MSSTNet: A Multi-Scale Spatio-Temporal CNN-Transformer Network for Dynamic Facial Expression Recognition

Linhuang Wang,Xin Kang,Fei Ding,Satoshi Nakagawa,Fuji Ren
DOI: https://doi.org/10.1109/ICASSP48485.2024.10446699
2024-04-12
Abstract:Unlike typical video action recognition, Dynamic Facial Expression Recognition (DFER) does not involve distinct moving targets but relies on localized changes in facial muscles. Addressing this distinctive attribute, we propose a Multi-Scale Spatio-temporal CNN-Transformer network (MSSTNet). Our approach takes spatial features of different scales extracted by CNN and feeds them into a Multi-scale Embedding Layer (MELayer). The MELayer extracts multi-scale spatial information and encodes these features before sending them into a Temporal Transformer (T-Former). The T-Former simultaneously extracts temporal information while continually integrating multi-scale spatial information. This process culminates in the generation of multi-scale spatio-temporal features that are utilized for the final classification. Our method achieves state-of-the-art results on two in-the-wild datasets. Furthermore, a series of ablation experiments and visualizations provide further validation of our approach's proficiency in leveraging spatio-temporal information within DFER.
Computer Vision and Pattern Recognition
What problem does this paper attempt to address?
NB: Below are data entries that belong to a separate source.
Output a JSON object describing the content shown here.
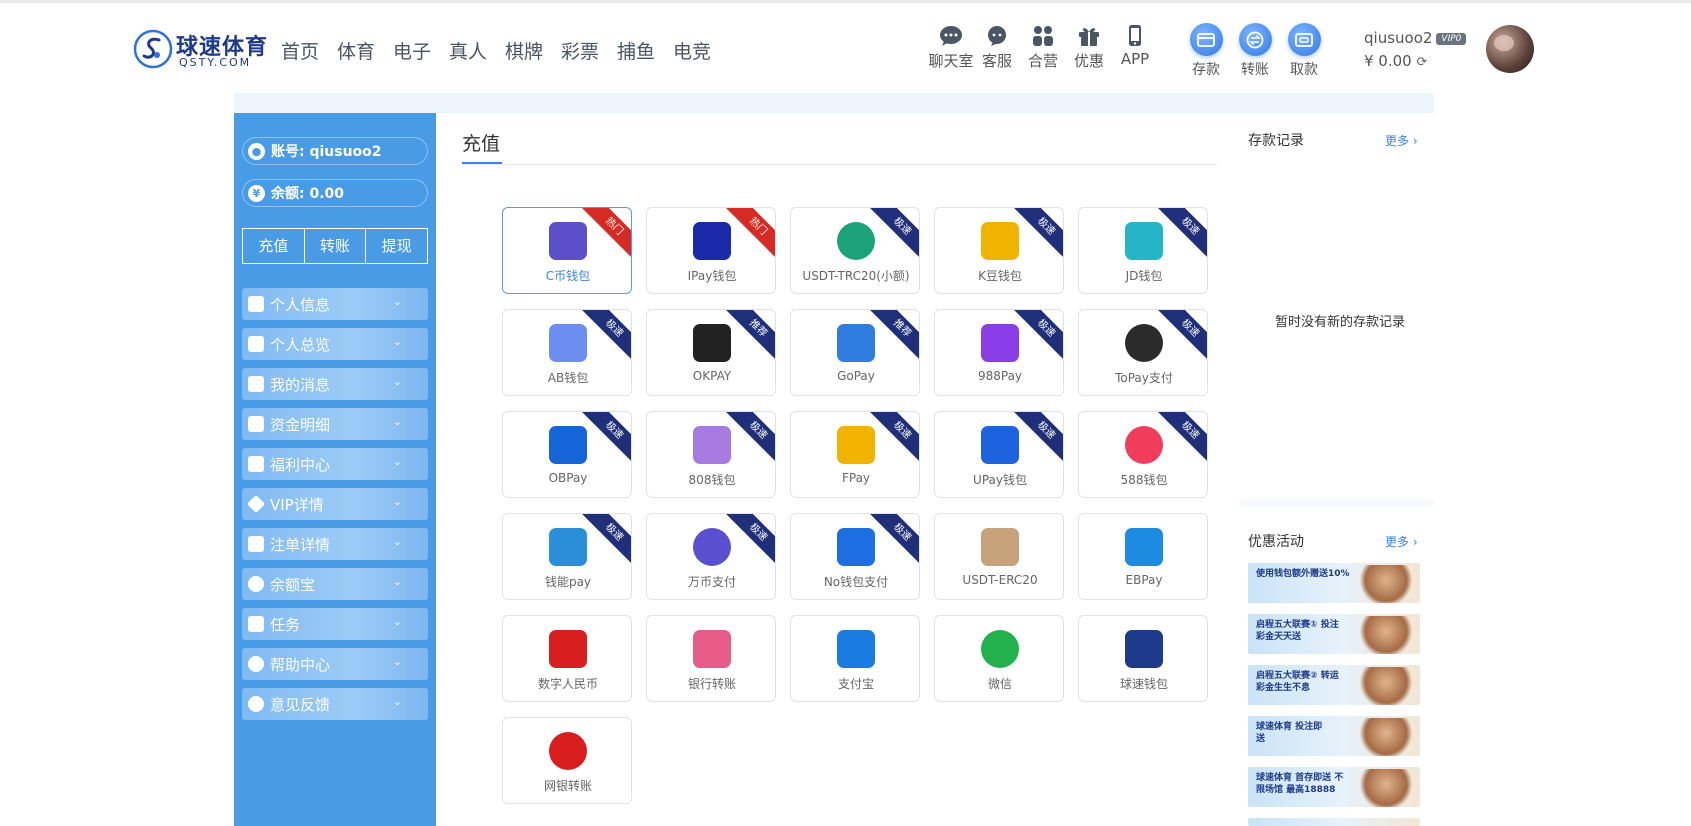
{
  "brand": {
    "name": "球速体育",
    "sub": "QSTY.COM"
  },
  "nav": [
    "首页",
    "体育",
    "电子",
    "真人",
    "棋牌",
    "彩票",
    "捕鱼",
    "电竞"
  ],
  "tools": [
    {
      "label": "聊天室",
      "icon": "chat-icon"
    },
    {
      "label": "客服",
      "icon": "support-icon"
    },
    {
      "label": "合营",
      "icon": "partner-icon"
    },
    {
      "label": "优惠",
      "icon": "gift-icon"
    },
    {
      "label": "APP",
      "icon": "phone-icon"
    }
  ],
  "money_actions": [
    {
      "label": "存款",
      "icon": "deposit-icon"
    },
    {
      "label": "转账",
      "icon": "transfer-icon"
    },
    {
      "label": "取款",
      "icon": "withdraw-icon"
    }
  ],
  "user": {
    "name": "qiusuoo2",
    "vip": "VIP0",
    "balance": "¥ 0.00"
  },
  "sidebar": {
    "account_label": "账号: qiusuoo2",
    "balance_label": "余额: 0.00",
    "buttons": [
      "充值",
      "转账",
      "提现"
    ],
    "menu": [
      {
        "label": "个人信息",
        "icon": "id-card-icon"
      },
      {
        "label": "个人总览",
        "icon": "calendar-icon"
      },
      {
        "label": "我的消息",
        "icon": "message-icon"
      },
      {
        "label": "资金明细",
        "icon": "ledger-icon"
      },
      {
        "label": "福利中心",
        "icon": "gift-icon"
      },
      {
        "label": "VIP详情",
        "icon": "diamond-icon"
      },
      {
        "label": "注单详情",
        "icon": "clipboard-icon"
      },
      {
        "label": "余额宝",
        "icon": "money-bag-icon"
      },
      {
        "label": "任务",
        "icon": "task-list-icon"
      },
      {
        "label": "帮助中心",
        "icon": "help-icon"
      },
      {
        "label": "意见反馈",
        "icon": "feedback-icon"
      }
    ]
  },
  "main": {
    "title": "充值",
    "methods": [
      {
        "label": "C币钱包",
        "badge": "热门",
        "badge_type": "hot",
        "icon": "c-coin-icon",
        "color": "#5b4fc9"
      },
      {
        "label": "IPay钱包",
        "badge": "热门",
        "badge_type": "hot",
        "icon": "ipay-icon",
        "color": "#1a2aa8"
      },
      {
        "label": "USDT-TRC20(小额)",
        "badge": "极速",
        "badge_type": "fast",
        "icon": "tether-icon",
        "color": "#1ba27a"
      },
      {
        "label": "K豆钱包",
        "badge": "极速",
        "badge_type": "fast",
        "icon": "k-bean-icon",
        "color": "#f0b400"
      },
      {
        "label": "JD钱包",
        "badge": "极速",
        "badge_type": "fast",
        "icon": "jd-icon",
        "color": "#26b5c8"
      },
      {
        "label": "AB钱包",
        "badge": "极速",
        "badge_type": "fast",
        "icon": "ab-wallet-icon",
        "color": "#6d8df0"
      },
      {
        "label": "OKPAY",
        "badge": "推荐",
        "badge_type": "fast",
        "icon": "okpay-icon",
        "color": "#222222"
      },
      {
        "label": "GoPay",
        "badge": "推荐",
        "badge_type": "fast",
        "icon": "gopay-icon",
        "color": "#2f7de1"
      },
      {
        "label": "988Pay",
        "badge": "极速",
        "badge_type": "fast",
        "icon": "988pay-icon",
        "color": "#8a3ee8"
      },
      {
        "label": "ToPay支付",
        "badge": "极速",
        "badge_type": "fast",
        "icon": "topay-icon",
        "color": "#2b2b2b"
      },
      {
        "label": "OBPay",
        "badge": "极速",
        "badge_type": "fast",
        "icon": "obpay-icon",
        "color": "#1565d8"
      },
      {
        "label": "808钱包",
        "badge": "极速",
        "badge_type": "fast",
        "icon": "808-icon",
        "color": "#a77be0"
      },
      {
        "label": "FPay",
        "badge": "极速",
        "badge_type": "fast",
        "icon": "fpay-icon",
        "color": "#f0b400"
      },
      {
        "label": "UPay钱包",
        "badge": "极速",
        "badge_type": "fast",
        "icon": "upay-icon",
        "color": "#1d63e0"
      },
      {
        "label": "588钱包",
        "badge": "极速",
        "badge_type": "fast",
        "icon": "588-icon",
        "color": "#ef3d5b"
      },
      {
        "label": "钱能pay",
        "badge": "极速",
        "badge_type": "fast",
        "icon": "qianneng-icon",
        "color": "#2a8fd8"
      },
      {
        "label": "万币支付",
        "badge": "极速",
        "badge_type": "fast",
        "icon": "wanbi-icon",
        "color": "#5a4fcf"
      },
      {
        "label": "No钱包支付",
        "badge": "极速",
        "badge_type": "fast",
        "icon": "no-wallet-icon",
        "color": "#1d6ee0"
      },
      {
        "label": "USDT-ERC20",
        "badge": "",
        "badge_type": "",
        "icon": "erc20-icon",
        "color": "#c7a27a"
      },
      {
        "label": "EBPay",
        "badge": "",
        "badge_type": "",
        "icon": "ebpay-icon",
        "color": "#1d8be0"
      },
      {
        "label": "数字人民币",
        "badge": "",
        "badge_type": "",
        "icon": "digital-rmb-icon",
        "color": "#d81e1e"
      },
      {
        "label": "银行转账",
        "badge": "",
        "badge_type": "",
        "icon": "bank-transfer-icon",
        "color": "#e85c8a"
      },
      {
        "label": "支付宝",
        "badge": "",
        "badge_type": "",
        "icon": "alipay-icon",
        "color": "#1a7ce0"
      },
      {
        "label": "微信",
        "badge": "",
        "badge_type": "",
        "icon": "wechat-icon",
        "color": "#22b14c"
      },
      {
        "label": "球速钱包",
        "badge": "",
        "badge_type": "",
        "icon": "qsty-wallet-icon",
        "color": "#1e3a8a"
      },
      {
        "label": "网银转账",
        "badge": "",
        "badge_type": "",
        "icon": "online-bank-icon",
        "color": "#d81e1e"
      }
    ]
  },
  "right": {
    "deposit_title": "存款记录",
    "deposit_more": "更多 ›",
    "deposit_empty": "暂时没有新的存款记录",
    "promo_title": "优惠活动",
    "promo_more": "更多 ›",
    "promos": [
      {
        "text": "使用钱包额外赠送10%"
      },
      {
        "text": "启程五大联赛① 投注彩金天天送"
      },
      {
        "text": "启程五大联赛② 转运彩金生生不息"
      },
      {
        "text": "球速体育 投注即送"
      },
      {
        "text": "球速体育 首存即送 不限场馆 最高18888"
      }
    ]
  }
}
The paper attempts to address the challenges in Dynamic Facial Expression Recognition (DFER), particularly how to effectively capture and utilize subtle temporal changes in facial muscles. Unlike typical video action recognition, DFER does not involve obvious moving targets but relies on local changes in facial muscles. To tackle this characteristic, the authors propose a Multi-Scale Spatio-Temporal Convolution-Transformer Network (MSST-Net), aiming to improve the accuracy of dynamic facial expression recognition through the fusion of multi-scale spatial and temporal features. Specifically, the main contributions of the paper include: 1. **Multi-Scale Embedding Layer (MELayer)**: This layer can extract spatial features at different scales and encode these features before feeding them into the Temporal Transformer (T-Former). 2. **Temporal Transformer (T-Former)**: This module continuously integrates multi-scale spatial information while extracting temporal information, ultimately generating multi-scale spatio-temporal features. 3. **Experimental Validation**: Experiments conducted on two commonly used real-world datasets (DFEW and FERV39k) demonstrate the effectiveness of the proposed method. The experimental results show that MSST-Net achieves state-of-the-art performance on these datasets. In summary, the paper proposes a novel approach to handle spatio-temporal features in dynamic facial expression recognition, significantly improving recognition accuracy through the fusion of multi-scale spatial and temporal information.